I’m starting to pull some notes together for the Writing for Children class I’ll be visiting in a couple of weeks. The focus will be on nonfiction, but since my nonfiction experience these past few years has been limited to biographies, I’ll be concentrating on a few things I’ve learned through biography-writing that would seem to apply more broadly to other types of subjects.

(Also, I was pleased to learn, the focus of the class is on writing, not on finding an editor/publisher/agent. I’m delighted to be forced into doing some serious thinking about the craft. I fear I ruminate too much on the selling.)

The first point I plan to make to the class is that, to begin writing nonfiction, you don’t have to be an expert in the subject you’d like to write about.

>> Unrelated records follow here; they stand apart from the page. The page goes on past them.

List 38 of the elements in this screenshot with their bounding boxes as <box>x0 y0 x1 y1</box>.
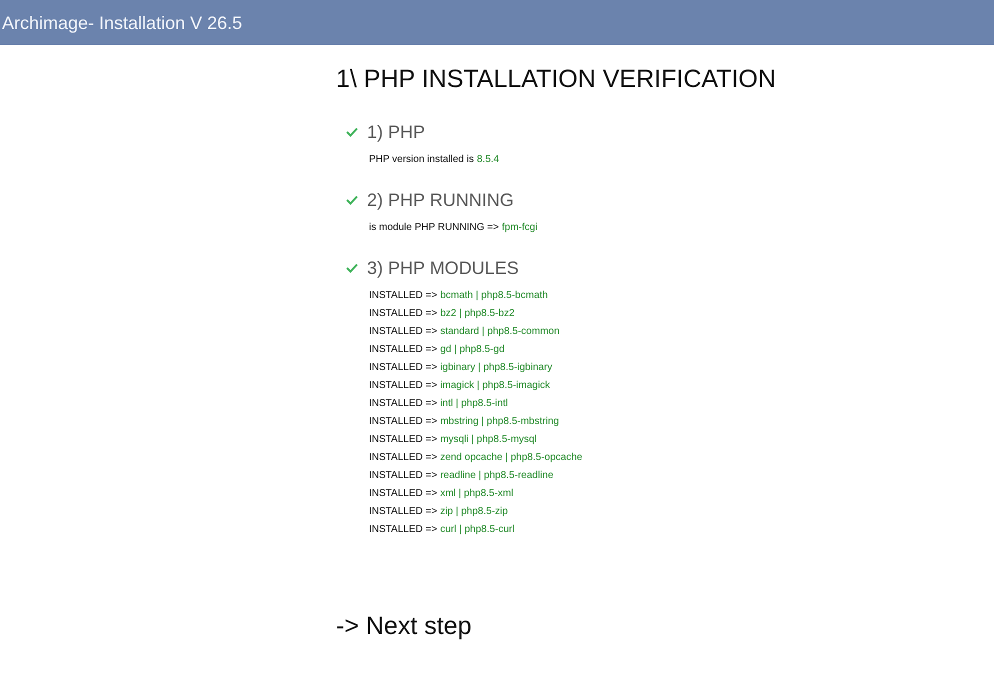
status-value: gd | php8.5-gd <box>440 342 505 356</box>
status-label: INSTALLED => <box>369 324 438 338</box>
status-label: INSTALLED => <box>369 378 438 392</box>
status-value: 8.5.4 <box>476 152 500 166</box>
status-label: INSTALLED => <box>369 504 438 518</box>
status-value: igbinary | php8.5-igbinary <box>440 360 552 374</box>
status-value: readline | php8.5-readline <box>440 468 554 482</box>
status-value: xml | php8.5-xml <box>440 486 514 500</box>
status-label: INSTALLED => <box>369 522 438 536</box>
status-label: INSTALLED => <box>369 414 438 428</box>
status-value: zip | php8.5-zip <box>440 504 508 518</box>
section-title: 3) PHP MODULES <box>367 257 519 280</box>
section-title: 1) PHP <box>367 121 426 144</box>
status-value: zend opcache | php8.5-opcache <box>440 450 582 464</box>
section-title: 2) PHP RUNNING <box>367 189 514 212</box>
status-value: curl | php8.5-curl <box>440 522 514 536</box>
status-value: bz2 | php8.5-bz2 <box>440 306 515 320</box>
status-label: is module PHP RUNNING => <box>369 220 499 234</box>
status-value: intl | php8.5-intl <box>440 396 508 410</box>
status-label: INSTALLED => <box>369 450 438 464</box>
status-label: INSTALLED => <box>369 288 438 302</box>
status-value: imagick | php8.5-imagick <box>440 378 550 392</box>
status-label: INSTALLED => <box>369 360 438 374</box>
page-heading: 1\ PHP INSTALLATION VERIFICATION <box>336 64 776 95</box>
status-label: INSTALLED => <box>369 396 438 410</box>
status-value: mysqli | php8.5-mysql <box>440 432 537 446</box>
status-value: mbstring | php8.5-mbstring <box>440 414 559 428</box>
status-label: INSTALLED => <box>369 432 438 446</box>
status-value: fpm-fcgi <box>502 220 538 234</box>
status-label: INSTALLED => <box>369 342 438 356</box>
status-value: standard | php8.5-common <box>440 324 560 338</box>
status-label: INSTALLED => <box>369 468 438 482</box>
next-step-link[interactable]: -> Next step <box>336 612 472 640</box>
status-label: PHP version installed is <box>369 152 474 166</box>
status-label: INSTALLED => <box>369 306 438 320</box>
window-title: Archimage- Installation V 26.5 <box>2 12 242 34</box>
status-label: INSTALLED => <box>369 486 438 500</box>
status-value: bcmath | php8.5-bcmath <box>440 288 548 302</box>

Not at the outset, anyway. In fact, knowing nothing – or next to it – can be an advantage. It can put you in the same position your readers will be in when they encounter your book, which makes it easier to see the topic through their eyes and make it meaningful and relevant for them. Being a non-expert also means you’ll start off with loads of curiosity and few assumptions, both of which are conducive to asking lots of good questions.

In lieu of expertise, you just need to have an interest in a topic, the dedication to learn it inside and out, and the determination to distill what you’ve learned into a manuscript that will engage young readers.

By the time you’re finished, though, you should be an expert, meaning you should be able to hold forth on your topic at any social gathering until the last glassy-eyed guest has drifted to the other side of the room. I am speaking hypothetically.